Just because you have a classic logo doesn’t mean you have a good logo. And I think there are plenty of other classic logos out there, long overdue for an overhaul. So here’s my own personal list of not-good classic logos that I feel need a makeover in 2016.
No. #1 – Jeopardy! (in use since 1984)
The Jeopardy! logo has remained untouched for over 30 years. So had Alex Trebek’s mustache, until he (temporarily) shaved it last year, which means nothing on that show is sacred anymore. Time to upgrade the retro typeface.

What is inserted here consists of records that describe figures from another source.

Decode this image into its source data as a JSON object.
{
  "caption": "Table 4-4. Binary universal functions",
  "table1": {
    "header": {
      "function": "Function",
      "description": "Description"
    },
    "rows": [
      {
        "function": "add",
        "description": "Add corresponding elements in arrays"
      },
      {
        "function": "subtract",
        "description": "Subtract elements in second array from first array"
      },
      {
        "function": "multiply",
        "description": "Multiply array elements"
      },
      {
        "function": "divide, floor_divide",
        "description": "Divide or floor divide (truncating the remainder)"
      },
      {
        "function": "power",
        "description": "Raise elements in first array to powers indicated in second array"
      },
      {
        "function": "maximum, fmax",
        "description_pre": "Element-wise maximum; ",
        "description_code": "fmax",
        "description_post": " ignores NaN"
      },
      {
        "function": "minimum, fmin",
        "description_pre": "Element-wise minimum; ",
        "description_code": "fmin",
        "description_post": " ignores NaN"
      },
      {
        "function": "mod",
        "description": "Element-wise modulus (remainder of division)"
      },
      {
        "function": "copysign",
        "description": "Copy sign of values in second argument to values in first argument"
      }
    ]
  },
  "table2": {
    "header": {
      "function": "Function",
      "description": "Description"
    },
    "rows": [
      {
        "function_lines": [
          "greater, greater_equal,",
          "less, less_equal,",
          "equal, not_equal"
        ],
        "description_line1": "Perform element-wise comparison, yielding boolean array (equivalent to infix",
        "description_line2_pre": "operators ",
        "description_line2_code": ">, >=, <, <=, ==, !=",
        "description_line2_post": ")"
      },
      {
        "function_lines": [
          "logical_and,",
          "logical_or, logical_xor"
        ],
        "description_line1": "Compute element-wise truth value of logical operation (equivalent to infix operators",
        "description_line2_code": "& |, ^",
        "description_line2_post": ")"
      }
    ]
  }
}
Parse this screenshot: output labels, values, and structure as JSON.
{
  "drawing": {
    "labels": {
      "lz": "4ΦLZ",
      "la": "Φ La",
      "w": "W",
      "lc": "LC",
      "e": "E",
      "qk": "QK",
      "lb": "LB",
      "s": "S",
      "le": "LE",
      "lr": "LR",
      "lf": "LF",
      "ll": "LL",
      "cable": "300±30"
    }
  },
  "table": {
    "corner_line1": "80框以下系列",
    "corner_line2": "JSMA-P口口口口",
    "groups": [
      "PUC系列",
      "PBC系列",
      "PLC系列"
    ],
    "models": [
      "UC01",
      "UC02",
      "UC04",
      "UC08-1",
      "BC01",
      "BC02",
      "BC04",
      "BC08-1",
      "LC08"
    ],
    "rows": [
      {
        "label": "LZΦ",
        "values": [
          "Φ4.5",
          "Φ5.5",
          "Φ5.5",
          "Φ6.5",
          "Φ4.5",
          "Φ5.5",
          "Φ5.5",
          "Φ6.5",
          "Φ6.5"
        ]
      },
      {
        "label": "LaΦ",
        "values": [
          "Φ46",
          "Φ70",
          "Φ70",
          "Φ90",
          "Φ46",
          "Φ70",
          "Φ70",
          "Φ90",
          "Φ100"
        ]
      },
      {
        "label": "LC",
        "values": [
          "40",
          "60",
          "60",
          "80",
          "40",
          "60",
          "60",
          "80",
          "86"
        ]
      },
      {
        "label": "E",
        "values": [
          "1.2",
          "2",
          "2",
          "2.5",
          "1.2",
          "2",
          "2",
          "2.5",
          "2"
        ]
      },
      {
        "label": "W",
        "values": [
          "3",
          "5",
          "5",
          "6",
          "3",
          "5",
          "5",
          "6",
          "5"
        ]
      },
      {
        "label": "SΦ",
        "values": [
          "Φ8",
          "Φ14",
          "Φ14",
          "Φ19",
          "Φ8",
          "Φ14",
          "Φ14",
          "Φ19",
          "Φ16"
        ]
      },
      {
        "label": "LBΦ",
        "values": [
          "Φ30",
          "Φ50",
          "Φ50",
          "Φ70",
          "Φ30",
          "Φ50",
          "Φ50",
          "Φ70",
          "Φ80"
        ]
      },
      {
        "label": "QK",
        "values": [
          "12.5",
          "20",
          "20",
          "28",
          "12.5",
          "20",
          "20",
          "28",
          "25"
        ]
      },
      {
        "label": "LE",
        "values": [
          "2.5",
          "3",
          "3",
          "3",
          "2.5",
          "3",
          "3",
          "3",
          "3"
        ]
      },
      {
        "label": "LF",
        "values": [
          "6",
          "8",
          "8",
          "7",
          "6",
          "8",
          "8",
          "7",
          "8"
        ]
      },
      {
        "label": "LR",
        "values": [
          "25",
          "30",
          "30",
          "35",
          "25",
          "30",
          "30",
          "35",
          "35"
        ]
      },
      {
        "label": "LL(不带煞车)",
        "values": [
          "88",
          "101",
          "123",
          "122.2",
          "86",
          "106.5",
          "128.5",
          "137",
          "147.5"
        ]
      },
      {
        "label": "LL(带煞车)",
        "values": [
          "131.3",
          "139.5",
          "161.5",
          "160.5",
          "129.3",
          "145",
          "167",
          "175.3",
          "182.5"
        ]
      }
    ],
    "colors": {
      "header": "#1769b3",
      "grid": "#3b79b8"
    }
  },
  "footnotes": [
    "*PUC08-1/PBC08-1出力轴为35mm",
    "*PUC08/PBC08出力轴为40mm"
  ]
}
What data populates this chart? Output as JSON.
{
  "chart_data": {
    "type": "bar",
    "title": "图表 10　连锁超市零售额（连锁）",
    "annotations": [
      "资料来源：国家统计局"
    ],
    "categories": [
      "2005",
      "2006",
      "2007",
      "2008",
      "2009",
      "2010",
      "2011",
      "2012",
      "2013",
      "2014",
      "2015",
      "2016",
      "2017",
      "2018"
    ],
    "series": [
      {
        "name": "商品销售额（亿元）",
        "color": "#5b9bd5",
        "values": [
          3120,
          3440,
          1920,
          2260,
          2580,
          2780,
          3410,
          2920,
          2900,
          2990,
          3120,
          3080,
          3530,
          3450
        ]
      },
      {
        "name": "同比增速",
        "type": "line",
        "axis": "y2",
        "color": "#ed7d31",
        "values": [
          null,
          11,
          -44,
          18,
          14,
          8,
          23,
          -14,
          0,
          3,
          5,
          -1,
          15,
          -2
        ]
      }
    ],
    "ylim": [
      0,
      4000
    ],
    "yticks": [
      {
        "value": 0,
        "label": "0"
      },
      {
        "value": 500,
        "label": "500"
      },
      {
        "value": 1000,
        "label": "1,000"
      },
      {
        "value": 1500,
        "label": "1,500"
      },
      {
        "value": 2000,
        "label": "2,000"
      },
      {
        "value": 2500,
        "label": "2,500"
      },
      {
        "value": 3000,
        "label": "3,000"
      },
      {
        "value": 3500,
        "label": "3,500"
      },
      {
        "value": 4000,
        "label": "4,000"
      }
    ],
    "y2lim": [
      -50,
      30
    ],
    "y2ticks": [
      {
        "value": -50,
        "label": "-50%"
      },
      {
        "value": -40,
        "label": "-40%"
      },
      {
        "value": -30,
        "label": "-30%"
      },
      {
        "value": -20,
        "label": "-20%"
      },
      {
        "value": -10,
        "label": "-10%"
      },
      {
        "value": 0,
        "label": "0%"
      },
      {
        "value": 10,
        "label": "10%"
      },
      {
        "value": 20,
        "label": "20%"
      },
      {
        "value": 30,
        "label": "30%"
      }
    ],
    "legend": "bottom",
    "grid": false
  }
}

No. #2 – Sherwin-Williams (in use since 1905)
Where to start on this one? “Let’s dump a toxic product on top of a geographically incorrect globe in a time of increasing environmental awareness. And make the design ugly too.” Enough said.
No. #3 – 20th Century Fox (in use since 1935)
To be clear, I love the 20th Century Fox logo and the fanfare that goes along with it. It’s often an indication that I’m about to see some lightsabers and space battles in a galaxy far, far away. But we’ve been in the 21st century for 15 years now. Would it kill them to change that zero to a one?
No. #4 – Washington Redskins (in use since 1961)
When you’ve got half the country calling for you to change your team name, a federal judge upholding a decision to cancel six of your team trademarks, NFL announcers and writers refusing to use your team name, and people basically doing the work for you by suggesting new team names and even going so far as to design new logos for you, it’s time to concede defeat. Controversy aside, the current logo isn’t even good. Too much fine detail. Too little contrast. All bad design decisions when your most important application is 4” wide, on a helmet, hundreds of feet away from viewers.
What classic logos would you like to see redesigned?